3. There is a simple technological solution. Asymmetric key cryptography permits everyone to publish a public key which can be used to encrypt email to them in a form even the NSA can't break; standardizing email clients to encrypt all email before it is sent to the server would make it private again. Unfortunately, the big email providers, such as Google, are in bed with the NSA and so avoid providing any such option.
greyautumnrain From: greyautumnrain Date: July 22nd, 2013 02:20 pm (UTC) (Link)
Since it seems it wasn't clear, I think warrants should be required for any interception of email/physical mail/telephony/etc.

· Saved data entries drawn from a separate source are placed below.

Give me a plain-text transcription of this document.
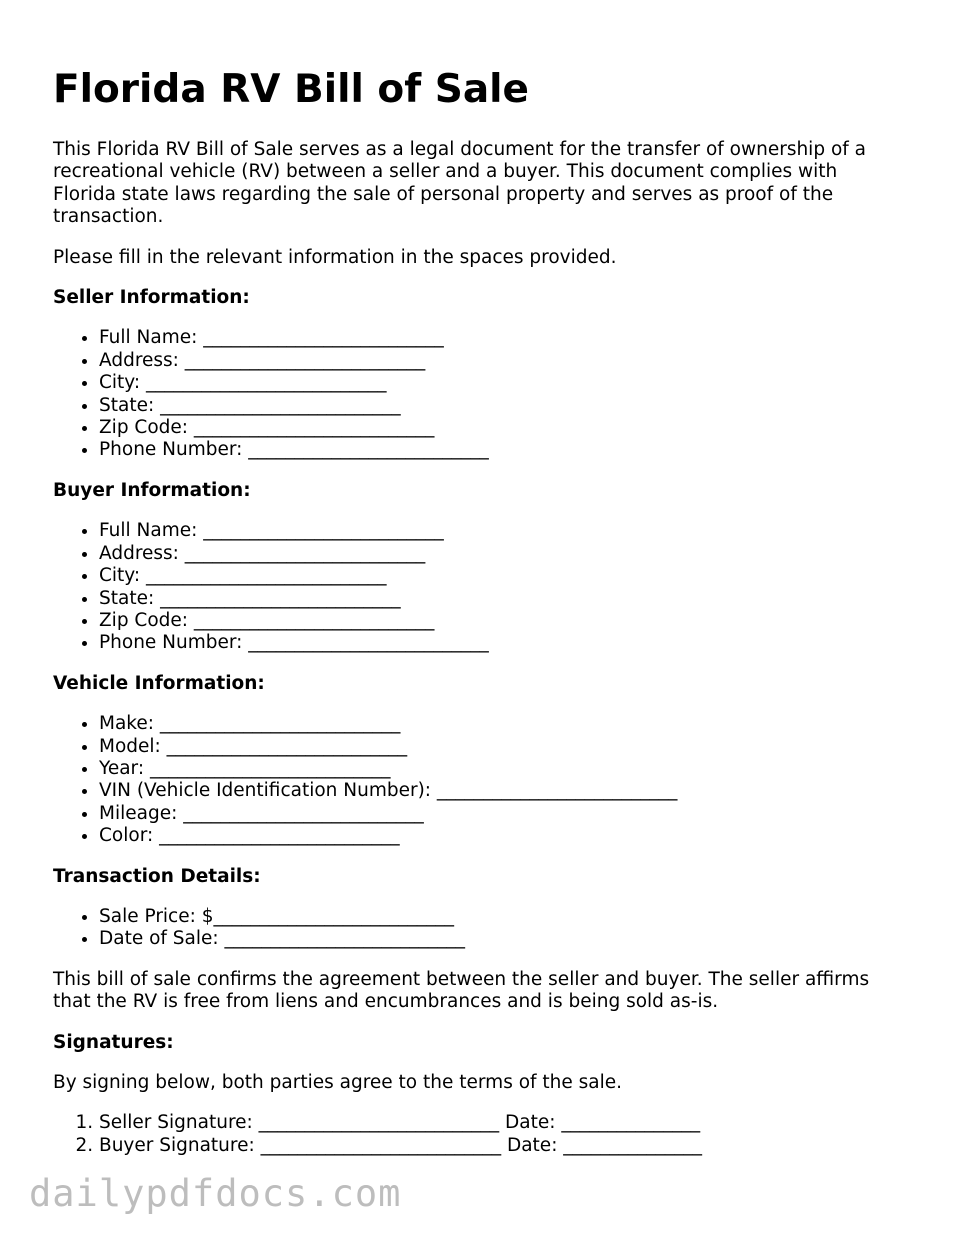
Florida RV Bill of Sale

This Florida RV Bill of Sale serves as a legal document for the transfer of ownership of a recreational vehicle (RV) between a seller and a buyer. This document complies with Florida state laws regarding the sale of personal property and serves as proof of the transaction.

Please fill in the relevant information in the spaces provided.

Seller Information:
• Full Name: __________________________
• Address: __________________________
• City: __________________________
• State: __________________________
• Zip Code: __________________________
• Phone Number: __________________________
Buyer Information:
• Full Name: __________________________
• Address: __________________________
• City: __________________________
• State: __________________________
• Zip Code: __________________________
• Phone Number: __________________________
Vehicle Information:
• Make: __________________________
• Model: __________________________
• Year: __________________________
• VIN (Vehicle Identification Number): __________________________
• Mileage: __________________________
• Color: __________________________
Transaction Details:
• Sale Price: $__________________________
• Date of Sale: __________________________

This bill of sale confirms the agreement between the seller and buyer. The seller affirms that the RV is free from liens and encumbrances and is being sold as-is.

Signatures:

By signing below, both parties agree to the terms of the sale.

1. Seller Signature: __________________________ Date: _______________
2. Buyer Signature: __________________________ Date: _______________
dailypdfdocs.com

I am OK with law enforcement going and showing a judge probably cause and then getting a warrant for communication to and from a specific individual, like a suspected mob boss.

I would also prefer that email be standardized to encrypted. I am very aware that anything I send unencrypted could be packet sniffed and reassembled at any intermediate point. I know how to do that, though it's time consuming. I don't think the fact that the government could use it's ownership of internet infrastructure to do that (if they had tons of disc space and manpower) is an excuse for the large service providers to just give them access to their servers.

Just FYI one of the news pieces said that if you send your email encrypted that made it more likely that the NSA would store it and try to read it, because obviously if you are encrypting your email you have something to hide. (Never mind that various regulations require financial service providers and medical service providers to send all sorts of things securely.)
psychohist From: psychohist Date: July 22nd, 2013 06:58 pm (UTC) (Link)
I think that if a major email provider like Google started using cient side encryption by default, that would result in such a large volume of encrypted email that the NSA could no longer usefully focus on it.
dcltdw From: dcltdw Date: July 22nd, 2013 02:31 pm (UTC) (Link)
Well, the usual way, right? By electing people who respond to us and not moneyed interests. Unfortunately, politics at most levels are captured by that.